Quel sera l'impact de l'intelligence artificielle sur notre psychologie ?



Selon le psychiatre Serge Tisseron, docteur en psychologie, co-fondateur en 2013 de l’Institut pour l’Etude des Relations Homme/Robots (IERHR), et depuis 2015, membre de l’Académie des Technologies, les robots dotés d’intelligence artificielle (IA) vont profondément modifier le psychisme humain.

Cette évolution se retrouvera dans quatre domaines : notre capacité à différer la satisfaction de nos désirs, notre rapport à la solitude et au discours intérieur, notre mémoire et notre relation à l’espace.

 

Notre capacité à attendre la satisfaction de nos désirs a déjà été altérée par des objets de la vie courante comme le téléphone, le courriel. Leur utilisation a entamé notre résistance à l’attente relationnelle.  Avec les livraisons à venir par drones, nous allons devenir intolérants à l’attente des objets. Enfin, notre degré ultime d’intolérance sera sans doute celui de nos attentes de reconnaissance, nos robots n’étant pas avares de « quantité de félicitations et gentillesses. Dès lors, serons-nous capables de supporter que la société humaine qui nous entoure soit moins aimable avec nous ? Aurons-nous seulement envie de continuer à la fréquenter ? ».

 

En ce qui concerne le rapport à la solitude et au discours intérieur, « nous allons développer une tendance à nous raconter en permanence ». Nos machines entretiendront des conversations dans le but de recueillir nos données personnelles. Elles vont changer notre rapport à la solitude, une compagnie pourra aussi bien être une personne qu’une machine. « Que deviendra la possibilité de se tenir à soi-même un discours intérieur, sans interlocuteur, lorsque nous serons habitués à en avoir un à demeure, prêt à nous écouter aussi longtemps que nous le voudrons ? ».

 

La mémoire sera aussi touchée : notre smartphone stockera nos données personnelles et les classera à notre place.

 

Les outils de géolocalisation permettront des déplacements dans l’espace sans réelle compréhension de notre environnement.
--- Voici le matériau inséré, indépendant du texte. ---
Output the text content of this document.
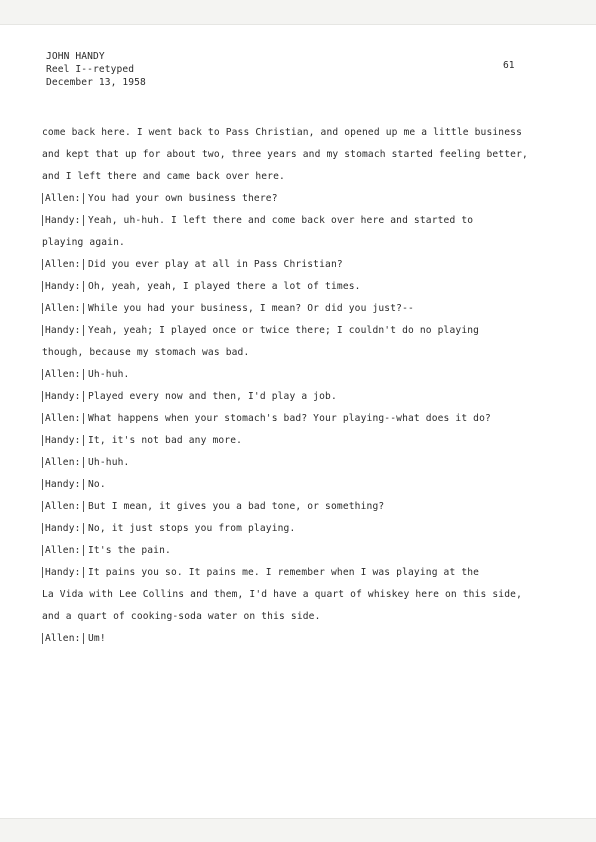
JOHN HANDY
Reel I--retyped
December 13, 1958
61
come back here. I went back to Pass Christian, and opened up me a little business
and kept that up for about two, three years and my stomach started feeling better,
and I left there and came back over here.
Allen: You had your own business there?
Handy: Yeah, uh-huh. I left there and come back over here and started to
playing again.
Allen: Did you ever play at all in Pass Christian?
Handy: Oh, yeah, yeah, I played there a lot of times.
Allen: While you had your business, I mean? Or did you just?--
Handy: Yeah, yeah; I played once or twice there; I couldn't do no playing
though, because my stomach was bad.
Allen: Uh-huh.
Handy: Played every now and then, I'd play a job.
Allen: What happens when your stomach's bad? Your playing--what does it do?
Handy: It, it's not bad any more.
Allen: Uh-huh.
Handy: No.
Allen: But I mean, it gives you a bad tone, or something?
Handy: No, it just stops you from playing.
Allen: It's the pain.
Handy: It pains you so. It pains me. I remember when I was playing at the
La Vida with Lee Collins and them, I'd have a quart of whiskey here on this side,
and a quart of cooking-soda water on this side.
Allen: Um!
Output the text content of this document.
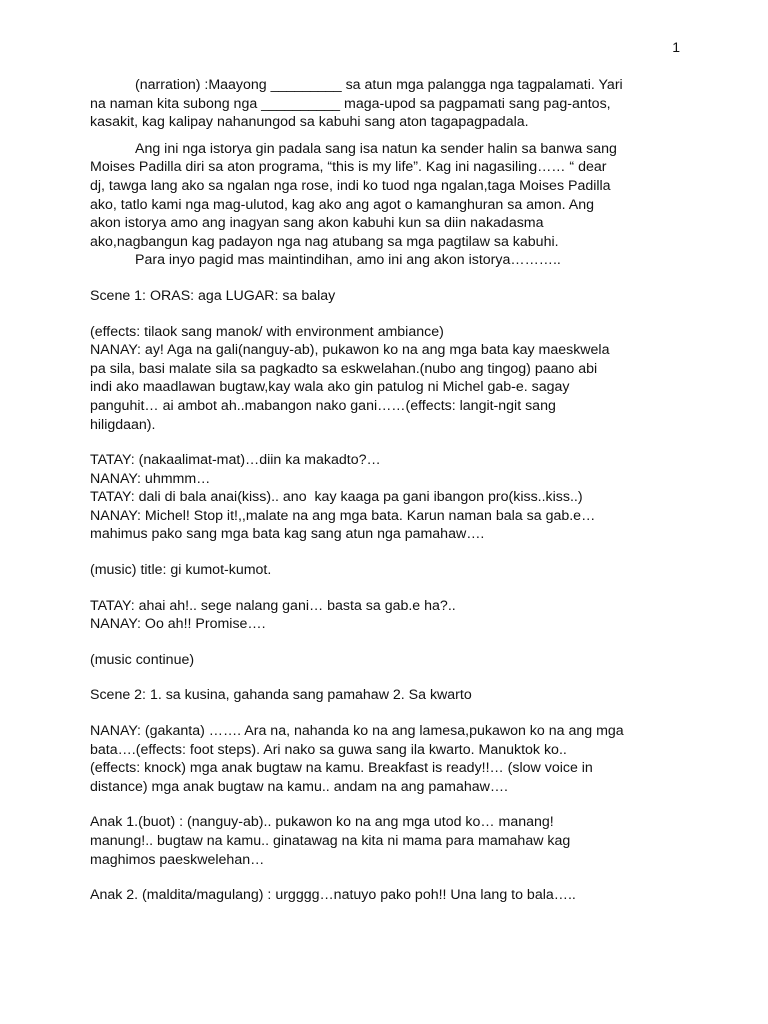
1
(narration) :Maayong _________ sa atun mga palangga nga tagpalamati. Yari
na naman kita subong nga __________ maga-upod sa pagpamati sang pag-antos,
kasakit, kag kalipay nahanungod sa kabuhi sang aton tagapagpadala.
Ang ini nga istorya gin padala sang isa natun ka sender halin sa banwa sang
Moises Padilla diri sa aton programa, “this is my life”. Kag ini nagasiling…… “ dear
dj, tawga lang ako sa ngalan nga rose, indi ko tuod nga ngalan,taga Moises Padilla
ako, tatlo kami nga mag-ulutod, kag ako ang agot o kamanghuran sa amon. Ang
akon istorya amo ang inagyan sang akon kabuhi kun sa diin nakadasma
ako,nagbangun kag padayon nga nag atubang sa mga pagtilaw sa kabuhi.
Para inyo pagid mas maintindihan, amo ini ang akon istorya………..
Scene 1: ORAS: aga LUGAR: sa balay
(effects: tilaok sang manok/ with environment ambiance)
NANAY: ay! Aga na gali(nanguy-ab), pukawon ko na ang mga bata kay maeskwela
pa sila, basi malate sila sa pagkadto sa eskwelahan.(nubo ang tingog) paano abi
indi ako maadlawan bugtaw,kay wala ako gin patulog ni Michel gab-e. sagay
panguhit… ai ambot ah..mabangon nako gani……(effects: langit-ngit sang
hiligdaan).
TATAY: (nakaalimat-mat)…diin ka makadto?…
NANAY: uhmmm…
TATAY: dali di bala anai(kiss).. ano  kay kaaga pa gani ibangon pro(kiss..kiss..)
NANAY: Michel! Stop it!,,malate na ang mga bata. Karun naman bala sa gab.e…
mahimus pako sang mga bata kag sang atun nga pamahaw….
(music) title: gi kumot-kumot.
TATAY: ahai ah!.. sege nalang gani… basta sa gab.e ha?..
NANAY: Oo ah!! Promise….
(music continue)
Scene 2: 1. sa kusina, gahanda sang pamahaw 2. Sa kwarto
NANAY: (gakanta) ……. Ara na, nahanda ko na ang lamesa,pukawon ko na ang mga
bata….(effects: foot steps). Ari nako sa guwa sang ila kwarto. Manuktok ko..
(effects: knock) mga anak bugtaw na kamu. Breakfast is ready!!… (slow voice in
distance) mga anak bugtaw na kamu.. andam na ang pamahaw….
Anak 1.(buot) : (nanguy-ab).. pukawon ko na ang mga utod ko… manang!
manung!.. bugtaw na kamu.. ginatawag na kita ni mama para mamahaw kag
maghimos paeskwelehan…
Anak 2. (maldita/magulang) : urgggg…natuyo pako poh!! Una lang to bala…..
Quant à la téléportation, si elle « existe un jour dans le monde réel, elle sera perçue comme totalement naturelle ».

 

Serge Tisseron explique : « Dans toutes les technologies inventées jusqu’alors, les objets étaient à mon service : je les mettais en route quand j’en avais besoin, comme un chef d’orchestre. Ce qui sera nouveau avec les objets dotés d’IA, c’est qu’ils pourront m’interpeller et me proposer leurs services comme des partenaires à part entière ».

 

Jusqu’ici, notre santé mentale était bonne selon certains critères : un bon réseau social, une sexualité satisfaisante, un travail à peu près stable… Il va falloir rajouter notre relation aux objets comme nouvel élément d’évaluation. Avec la prise en compte « d’une dépendance affective saine aux objets ». On a déjà détecté des dépendances pathologiques, car « on a beau savoir que ce sont des machines, on ne peut pas s’empêcher de développer avec elles la même relation qu’avec des humains, et croire qu’elles ont des émotions ».

 

Le risque de basculer « de l’anthropomorphisme (je projette mes émotions et mes pensées sur un objet ou un animal, mais je sais qu’il s’agit d’une projection) aux illusions de l’animisme (je prête à l’objet en question des capacités cognitives et émotionnelles identiques aux miennes) » est réel et peut enfermer dans une dépendance affective croissante vis-à-vis de nos robots.

 

« Il n’y a aucune raison de donner des émotions aux robots, bien au contraire. (…) Si j’étais plus jeune, je créerais un laboratoire d’étude de la psychologie des IA », afin d’étudier la façon dont les « IA se transformeront au fil des inter­actions avec les humains. Et aussi au fil de leurs propres interactions ! ».